Our integrative approach is one of harm reduction (Dennis, 2019), or “progressive recovery” (Schwartz et. al.) With progressive recovery, addicted people are offered groups as cultures of resilience to begin to develop healthy, emotionally regulatory relationships with people in a professionally facilitated clinical setting. Gradually, the patients can rely less on substance or process addictions as authentic attachments develop with the help of therapeutic holding environments. The term, “process addictions,” refers to out-of-control behavioral processes such as gambling, sex addiction, relationship addiction, exercise addiction, technology addictions, and work/activity addiction. Eating disturbances can have components of both chemical and process addictions. Awareness of the interplay among eating disorders, addiction involving drugs/alcohol and process addictions is critical to successful treatment outcomes (Schwartz et al., 2015).
Patients who develop the disease of addiction involving one substance often develop addiction involving another substance and/or behavior.
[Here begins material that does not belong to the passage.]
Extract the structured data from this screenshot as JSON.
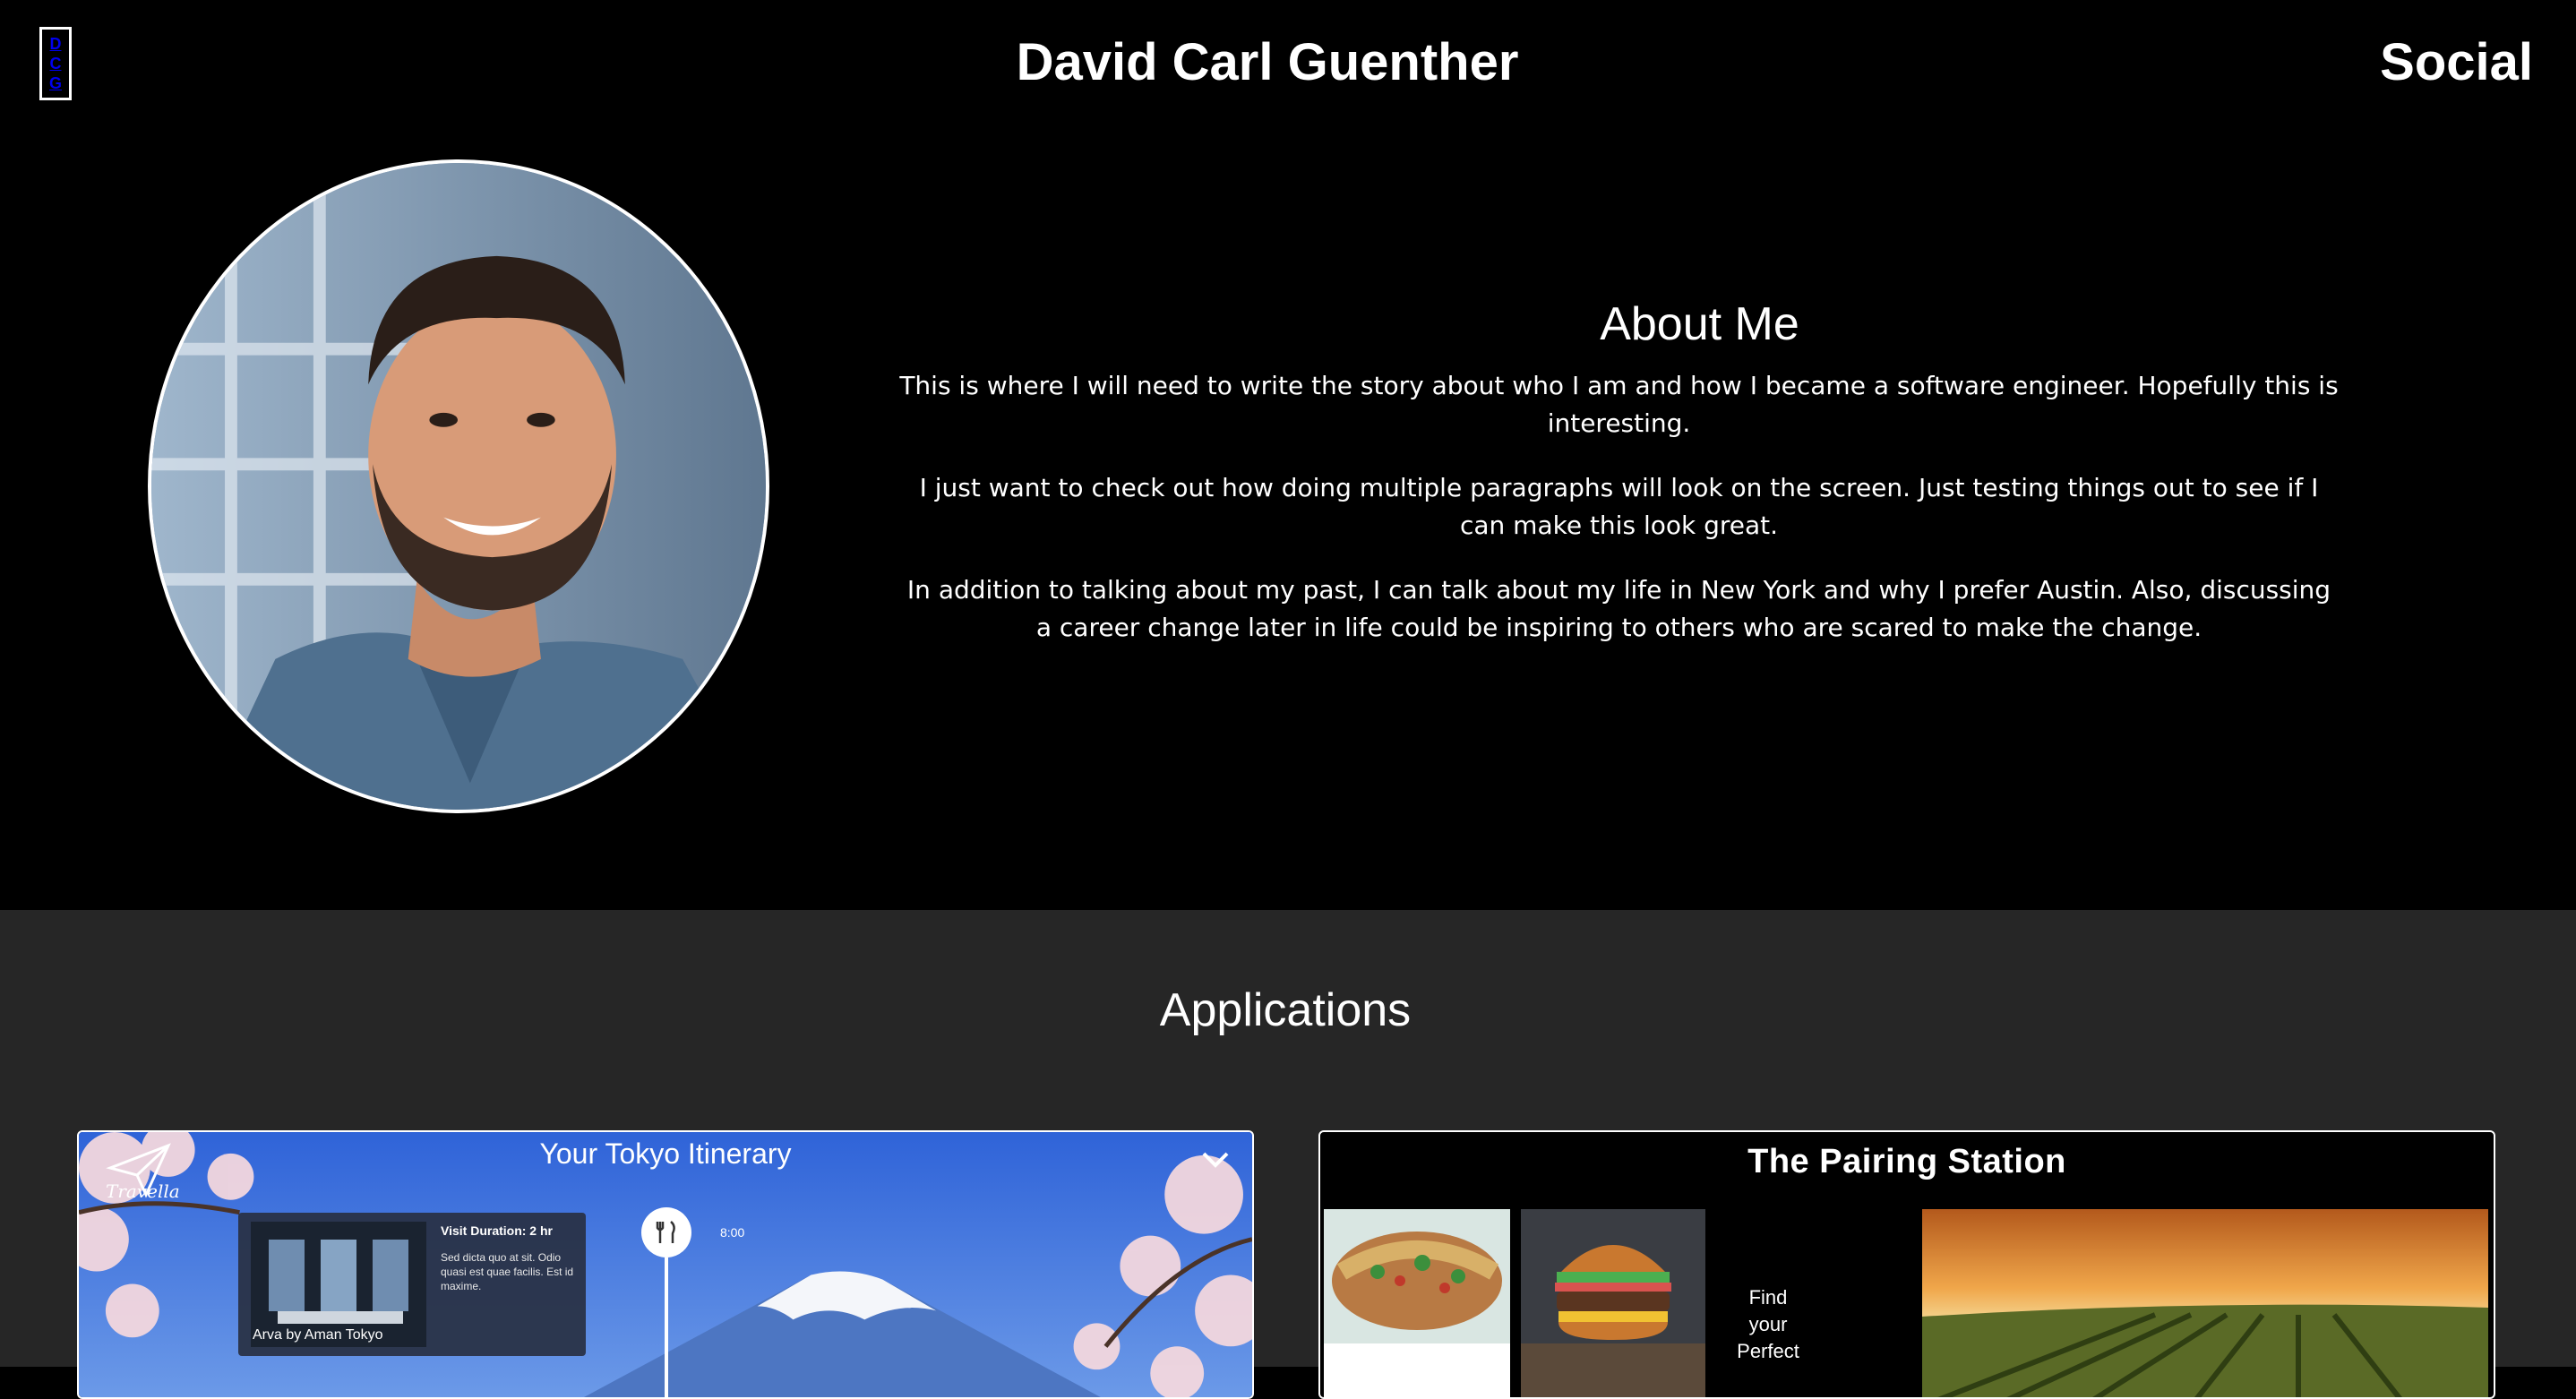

In part this is because the underlying brain reward circuitry has been already primed and altered as the disease of addiction developed. As patients progress in recovery from what most in our field would refer to as a “primary” addiction, addictions involving other behaviors or substances often magnify, emerge, or rise to the surface from a more concealed place. Across the lifespan, a person may engage in addiction involving multiple different behaviors or substances, with patterns often shifting with efforts to manage harmful consequences. A person may entirely give up one addiction, such as anorexia, only to subsequently engage in others, such as alcoholic drinking, compulsive spending, or sex addiction.
Most treatment providers, our DSM, public policy and lay people alike view addiction not as a primary illness commonly co-occurring with other illnesses like mood disorders, PTSD, rooted in underlying brain pathophysiology involving reward circuitry, front striatal circuits, limbic lobes and prefrontal cortex, but as a drug or behavior specific phenomenon. From this vantage point, focus is maintained on the substance (a symptom) rather than the disease (a brain disorder with spiritual, psychological, social and emotional ramifications). Public policy, prevention and treatment efforts remain focused on drug epidemics rather than addiction epidemics, addiction treatment and addiction prevention.
According to NAMI, Dual diagnosis (also referred to as co-occurring disorders) is a term for when someone experiences a mental illness and a substance use disorder simultaneously. This also applies to eating disorders. According to the 2006 National Survey of Drug Use and Health, 5.6 million people in the United States have co-occurring substance use and mental health disorders. According to a 2014 National Survey on Drug Use and Health, 7.9 million people in the U.S. experience both a mental disorder and substance use disorder simultaneously. The problem is growing, and these figures are likely significantly underestimated due to misdiagnosis.